For non-precipitation periods, the energy budget is calculated at an hourly time step (same as the standard hydrometeorological data), so diurnal changes in energy inputs are included in the model formulation. During precipitation periods the energy budget is updated each overland flow routing time step (generally less than 5 minutes).
The described snowfall accumulation and melting calculations proceed anytime the LONG_TERM simulation option is chosen and hourly air temperatures are provided. If snowfall occurs, a warning will be printed to the screen and to the Summary file. When snow accumulation occurs the amount of snow in the watershed is reported at the beginning and end of each event summary in the Summary file.
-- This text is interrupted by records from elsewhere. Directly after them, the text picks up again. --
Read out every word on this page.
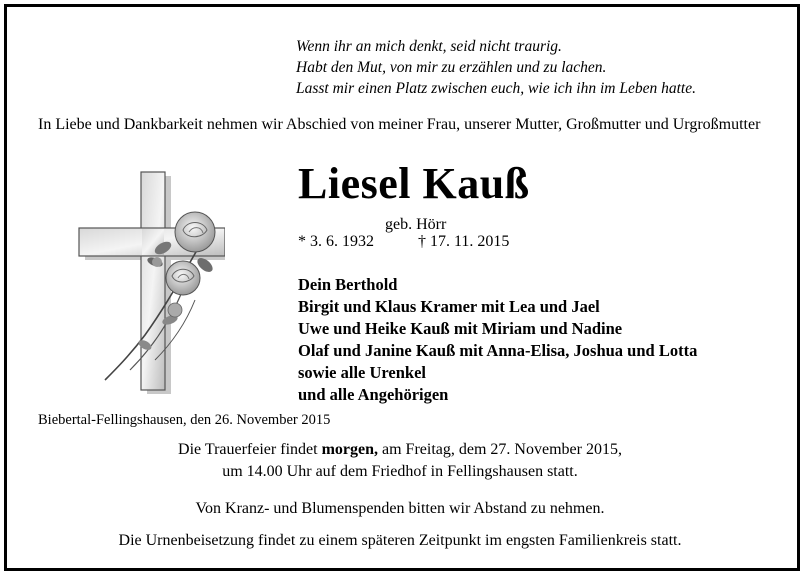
Wenn ihr an mich denkt, seid nicht traurig.
Habt den Mut, von mir zu erzählen und zu lachen.
Lasst mir einen Platz zwischen euch, wie ich ihn im Leben hatte.
In Liebe und Dankbarkeit nehmen wir Abschied von meiner Frau, unserer Mutter, Großmutter und Urgroßmutter
Liesel Kauß
geb. Hörr
* 3. 6. 1932	† 17. 11. 2015
Dein Berthold
Birgit und Klaus Kramer mit Lea und Jael
Uwe und Heike Kauß mit Miriam und Nadine
Olaf und Janine Kauß mit Anna-Elisa, Joshua und Lotta
sowie alle Urenkel
und alle Angehörigen
Biebertal-Fellingshausen, den 26. November 2015
Die Trauerfeier findet morgen, am Freitag, dem 27. November 2015,
um 14.00 Uhr auf dem Friedhof in Fellingshausen statt.
Von Kranz- und Blumenspenden bitten wir Abstand zu nehmen.
Die Urnenbeisetzung findet zu einem späteren Zeitpunkt im engsten Familienkreis statt.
9.4 Sequence of Events During Long-Term Simulations
At the beginning of a long-term simulation, GSSHA opens the hydrometeorology data file, and determines the date/time of the beginning and end of the hydrometeorology data. GSSHA begins at the date/time specified as the beginning of the hydrometeorology data file. If the first rainfall event in the rainfall input file does not begin during the period of hydrometeorology data, then GSSHA aborts with a warning.
In LONG_TERM mode control of process activation switches from rainfall events to the physical conditions in the watershed. When there is no moving water on the overland flow plane or in the channels, ET demand and unsaturated water movement are updated at an hourly bases. This is possible because, altough the overall model timestep is used to loop through time in the model, each process has it's own individual update time. Therefore, computations for any process can be started and stopped at any time, and any process updates can occur at multiple overall timesteps. This allows signficant time savings by eliminating needless calculations. Altough the internal control is complicated, it is generally described below.
When water appears on the overland flow plane due to rainfall, exfiltration or channel overbank flow, overland flow routing and unsaturated zone calculations begin at the overall model time step, typically around 60s. Channel routing begins as water in the channel accumulates, also at the overall model time step. Overland flow calculations continue until all water on the overland flow plane runs off, infiltrates, evaporates, or stops moving. Channel routing continues as long as a minimum amount of water is in the channel and the water is moving. If groundwater/channel interactions are specified, these fluxes continue to be computed and the volume in the channel is updated each groundwater time step. If exchange with the groundwater results in the minimum amount of water required for channel routing to begin, then channel routing will resume, but at the larger groundwater time step. Anytime rainfall is occurring, overland flow, ET, channel flow, unsaturated zone water movement, and saturated groundwater flow are updated each overall model time step. Events are still recognized, but are only used for accounting purposes.